COACHELLA, Calif. - Three Valley recycling businesses are facing possible charges for allegedly buying stolen metals.
From water mains in Desert Hot springs, water values in Bermuda Dunes to fire hydrants in Palm Springs; thieves are trying to cash in on scrap metal causing thousands of dollars in damage.
"Were are having an increase in stolen fire hydrants, stolen black-flow valves, water meters and obviously it's costing businesses a lot of money and also customers," said Riverside County Sheriff Deputy Armando Munoz.
However criminals can only profit if someone buys what they've stolen.
"The people that are out there committing these thefts know where they can go to get money for those metals, so the problem is if they are allowing it to happen, the thefts are going to continue occurring and it going to be very difficult for us to locate the suspects," said Munoz.

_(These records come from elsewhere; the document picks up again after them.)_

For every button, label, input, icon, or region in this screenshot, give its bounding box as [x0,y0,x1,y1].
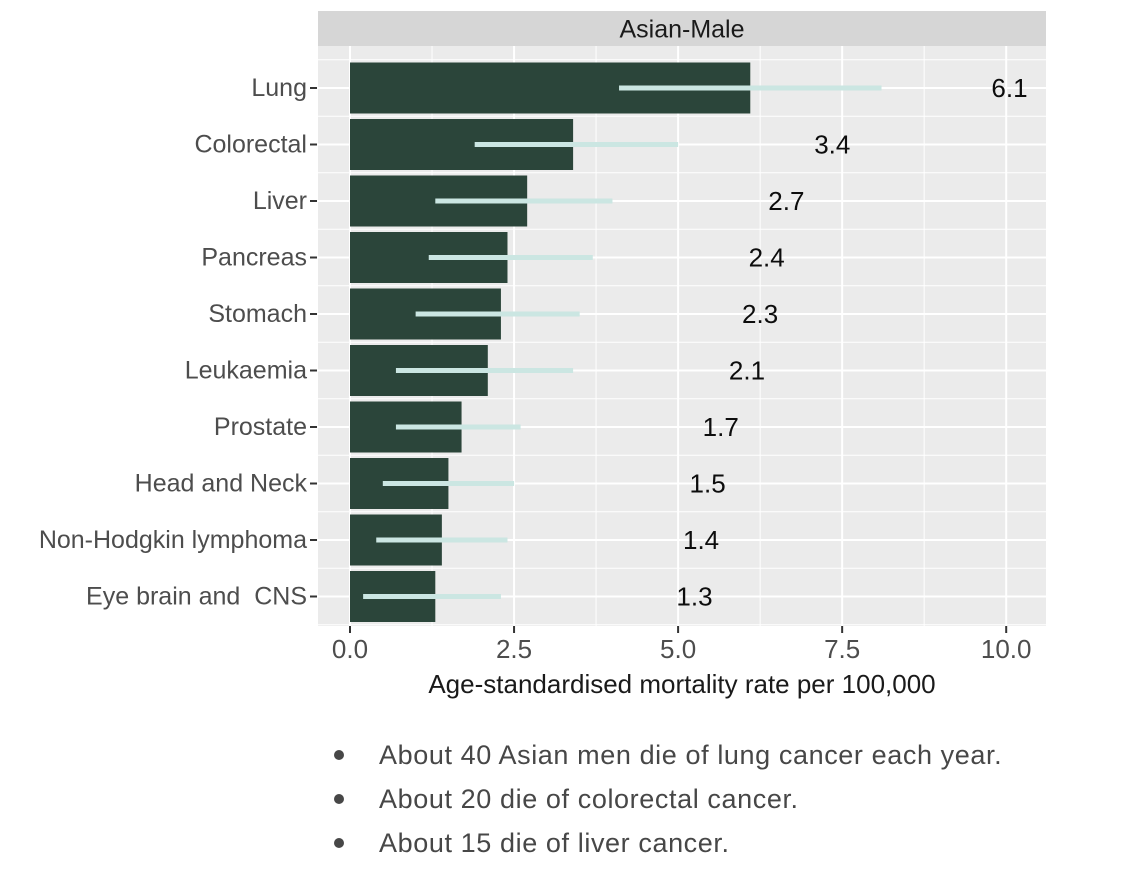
category-label: Stomach [208,300,307,328]
category-label: Prostate [214,413,307,441]
value-label: 1.3 [676,582,712,612]
value-label: 2.4 [749,243,785,273]
x-tick-label: 10.0 [981,634,1032,664]
value-label: 2.7 [768,186,804,216]
x-tick-label: 7.5 [824,634,860,664]
value-label: 1.7 [703,412,739,442]
facet-strip [318,11,1046,46]
bullet-text: About 20 die of colorectal cancer. [379,783,799,814]
bullet-dot-icon [334,750,344,760]
bullet-item: About 15 die of liver cancer. [334,821,1002,865]
value-label: 2.1 [729,356,765,386]
x-tick-label: 2.5 [496,634,532,664]
x-tick-label: 0.0 [332,634,368,664]
summary-bullet-list: About 40 Asian men die of lung cancer ea… [334,733,1002,865]
mortality-bar-chart: Asian-Male 6.1 3.4 2.7 2.4 2.3 2.1 1.7 1.5 1.4 1.3… [39,11,1046,699]
bullet-dot-icon [334,838,344,848]
facet-title: Asian-Male [619,16,744,44]
x-axis-title: Age-standardised mortality rate per 100,… [428,669,935,699]
value-label: 3.4 [814,130,850,160]
category-label: Head and Neck [135,470,308,498]
chart-canvas: Asian-Male 6.1 3.4 2.7 2.4 2.3 2.1 1.7 1.5 1.4 1.3… [39,11,1046,699]
value-label: 1.5 [690,469,726,499]
value-label: 6.1 [991,73,1027,103]
category-label: Colorectal [194,131,307,159]
category-label: Non-Hodgkin lymphoma [39,526,307,554]
x-tick-label: 5.0 [660,634,696,664]
category-label: Lung [251,74,307,102]
bullet-text: About 40 Asian men die of lung cancer ea… [379,739,1003,770]
value-label: 1.4 [683,525,719,555]
value-label: 2.3 [742,299,778,329]
bullet-text: About 15 die of liver cancer. [379,827,730,858]
category-label: Liver [253,187,307,215]
bullet-item: About 40 Asian men die of lung cancer ea… [334,733,1002,777]
category-label: Pancreas [201,244,307,272]
bullet-item: About 20 die of colorectal cancer. [334,777,1002,821]
category-label: Leukaemia [185,357,307,385]
bullet-dot-icon [334,794,344,804]
category-label: Eye brain and CNS [86,583,307,611]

Back in June Deputies visited local recycling businesses to remind them exact what they are not allowed to buy. During a sting in January, three businesses bought prohibited metals and when investigators returned they found even more.
"The victim end up paying the most for this, for these incidences and these thefts and the reward for those pieces of metal that the suspects are taking is not high. So it does cost the school districts, or the businesses, the water districts or whoever might be the victim it does cost them more to replace these items," said Munoz.

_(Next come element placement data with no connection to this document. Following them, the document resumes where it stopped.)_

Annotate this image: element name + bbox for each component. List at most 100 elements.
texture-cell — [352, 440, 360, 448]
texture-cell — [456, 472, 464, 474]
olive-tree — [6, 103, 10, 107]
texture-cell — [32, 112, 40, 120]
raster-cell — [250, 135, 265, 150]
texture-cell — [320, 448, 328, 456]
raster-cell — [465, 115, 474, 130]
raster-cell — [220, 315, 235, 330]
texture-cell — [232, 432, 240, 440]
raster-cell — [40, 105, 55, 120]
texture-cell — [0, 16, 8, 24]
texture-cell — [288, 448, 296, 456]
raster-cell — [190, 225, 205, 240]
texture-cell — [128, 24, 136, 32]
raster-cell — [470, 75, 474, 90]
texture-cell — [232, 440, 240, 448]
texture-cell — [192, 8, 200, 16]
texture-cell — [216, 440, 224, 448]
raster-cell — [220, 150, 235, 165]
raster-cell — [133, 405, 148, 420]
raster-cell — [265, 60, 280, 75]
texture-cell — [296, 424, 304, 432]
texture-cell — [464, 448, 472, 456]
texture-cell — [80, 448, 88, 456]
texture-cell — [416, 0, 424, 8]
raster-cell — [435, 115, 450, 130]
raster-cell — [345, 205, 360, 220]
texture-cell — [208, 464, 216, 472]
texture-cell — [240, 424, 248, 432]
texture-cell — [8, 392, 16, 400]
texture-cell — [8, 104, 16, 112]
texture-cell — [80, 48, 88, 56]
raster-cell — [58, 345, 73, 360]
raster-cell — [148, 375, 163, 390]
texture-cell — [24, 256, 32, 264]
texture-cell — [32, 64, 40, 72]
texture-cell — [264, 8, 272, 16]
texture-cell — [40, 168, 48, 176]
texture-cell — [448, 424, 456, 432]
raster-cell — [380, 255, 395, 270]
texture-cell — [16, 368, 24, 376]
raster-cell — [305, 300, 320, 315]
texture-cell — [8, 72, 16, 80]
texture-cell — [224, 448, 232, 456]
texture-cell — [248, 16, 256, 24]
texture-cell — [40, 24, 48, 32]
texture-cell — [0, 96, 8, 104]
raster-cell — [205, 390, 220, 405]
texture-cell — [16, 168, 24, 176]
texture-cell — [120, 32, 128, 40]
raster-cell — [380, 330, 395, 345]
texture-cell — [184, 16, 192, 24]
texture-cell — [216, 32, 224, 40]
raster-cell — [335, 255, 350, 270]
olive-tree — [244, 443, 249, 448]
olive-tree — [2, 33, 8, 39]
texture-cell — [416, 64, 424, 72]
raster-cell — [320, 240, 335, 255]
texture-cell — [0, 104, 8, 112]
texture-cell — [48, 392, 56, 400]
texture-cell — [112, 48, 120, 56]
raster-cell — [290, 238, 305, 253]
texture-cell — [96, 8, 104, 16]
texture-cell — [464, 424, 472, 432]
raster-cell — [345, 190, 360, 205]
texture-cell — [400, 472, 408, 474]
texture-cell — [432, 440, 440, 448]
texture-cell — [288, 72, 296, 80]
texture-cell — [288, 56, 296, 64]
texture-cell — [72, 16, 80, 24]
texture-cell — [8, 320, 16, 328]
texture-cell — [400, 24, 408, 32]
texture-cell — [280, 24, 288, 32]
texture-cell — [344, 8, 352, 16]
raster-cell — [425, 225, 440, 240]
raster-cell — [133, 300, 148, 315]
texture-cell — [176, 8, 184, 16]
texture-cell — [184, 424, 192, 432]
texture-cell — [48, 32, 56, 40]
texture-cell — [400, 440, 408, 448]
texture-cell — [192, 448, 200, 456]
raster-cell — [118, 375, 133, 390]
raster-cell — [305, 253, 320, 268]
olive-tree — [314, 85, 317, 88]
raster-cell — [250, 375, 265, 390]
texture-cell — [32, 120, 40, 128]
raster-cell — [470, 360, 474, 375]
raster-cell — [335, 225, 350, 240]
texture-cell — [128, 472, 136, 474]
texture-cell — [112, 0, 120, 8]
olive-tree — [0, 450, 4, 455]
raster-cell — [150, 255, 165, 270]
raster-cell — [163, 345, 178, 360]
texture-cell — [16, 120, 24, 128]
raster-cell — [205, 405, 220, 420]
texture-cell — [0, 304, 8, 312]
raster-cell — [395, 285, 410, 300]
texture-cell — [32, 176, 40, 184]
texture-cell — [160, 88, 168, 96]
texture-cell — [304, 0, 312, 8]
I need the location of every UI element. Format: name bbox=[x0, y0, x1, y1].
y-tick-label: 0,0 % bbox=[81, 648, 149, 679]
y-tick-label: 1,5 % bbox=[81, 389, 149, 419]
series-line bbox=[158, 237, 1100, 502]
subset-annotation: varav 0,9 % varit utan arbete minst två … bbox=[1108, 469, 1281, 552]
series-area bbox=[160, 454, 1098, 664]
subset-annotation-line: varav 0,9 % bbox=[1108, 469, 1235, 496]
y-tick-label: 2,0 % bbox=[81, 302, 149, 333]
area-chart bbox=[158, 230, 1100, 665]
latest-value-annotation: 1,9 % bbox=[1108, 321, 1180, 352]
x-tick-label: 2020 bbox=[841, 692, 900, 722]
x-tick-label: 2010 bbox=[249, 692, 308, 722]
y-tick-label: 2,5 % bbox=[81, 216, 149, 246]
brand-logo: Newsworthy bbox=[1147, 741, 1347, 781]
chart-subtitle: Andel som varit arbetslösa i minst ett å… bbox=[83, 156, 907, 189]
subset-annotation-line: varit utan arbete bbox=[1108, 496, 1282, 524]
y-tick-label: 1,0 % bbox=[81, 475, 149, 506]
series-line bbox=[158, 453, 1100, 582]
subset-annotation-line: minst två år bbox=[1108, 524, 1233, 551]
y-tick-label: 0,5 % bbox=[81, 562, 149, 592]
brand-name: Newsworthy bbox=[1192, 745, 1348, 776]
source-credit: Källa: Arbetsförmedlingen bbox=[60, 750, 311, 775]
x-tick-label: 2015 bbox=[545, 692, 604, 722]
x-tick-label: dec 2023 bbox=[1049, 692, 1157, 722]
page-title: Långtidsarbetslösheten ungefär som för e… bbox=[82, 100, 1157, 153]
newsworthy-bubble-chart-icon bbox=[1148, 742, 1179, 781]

So we confronted the businesses first SA Recycling in Coachella, we noticed right away, they were open for business. The owner was not in, and we were told to leave contact information for them to call us, so far they haven't.
G & G Private Recycle also in Coachella was located on private property.

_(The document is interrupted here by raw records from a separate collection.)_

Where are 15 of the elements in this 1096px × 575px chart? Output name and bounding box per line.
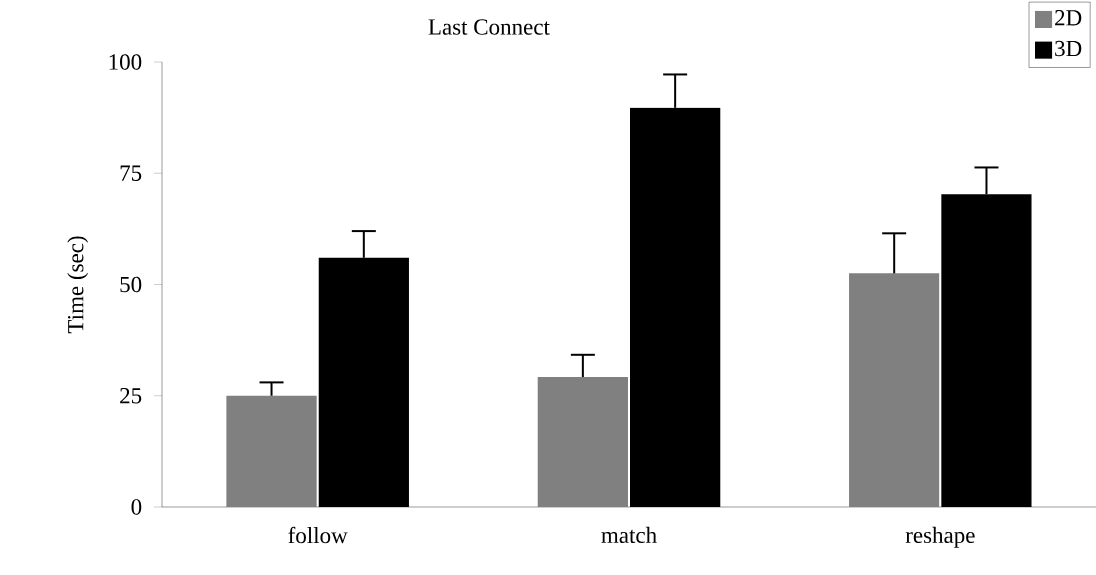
y-tick-label: 25 (120, 388, 142, 404)
y-tick-label: 0 (131, 499, 142, 515)
y-tick-label: 100 (109, 54, 142, 70)
x-tick-label: match (601, 526, 657, 544)
legend-label: 3D (1055, 40, 1082, 57)
y-tick-label: 75 (120, 165, 142, 181)
bar (537, 377, 628, 507)
legend-label: 2D (1055, 10, 1082, 26)
x-tick-label: follow (288, 526, 348, 544)
bar (849, 273, 940, 507)
y-axis-title: Time (sec) (67, 236, 89, 334)
x-tick-label: reshape (905, 526, 975, 548)
bar (226, 395, 317, 507)
y-tick-label: 50 (120, 276, 142, 293)
chart-title: Last Connect (428, 19, 550, 35)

In thermal we spoke with employees at Apple Market II, we were told the owner was also not there, but the business was up and running.
Riverside County Sheriff's Department says they are doing what they can.
"It's constantly on going because metal is always being recycled and we know that suspects are taking those metals to these facilities it's something that we try to monitor and make sure that the businesses are in compliance with the law," said Munoz.
State Assemblyman Brian Nestande believes more needs to be done. He released this statement Friday that says in part, "Recent thefts highlight the need for additional legislation that will reduce the temptation to steal metals for scrap."
No word yet on what exactly that will entail.
We should note that these businesses have not yet been charged, but the case has been handed over to the Riverside County District Attorney's office for further investigation.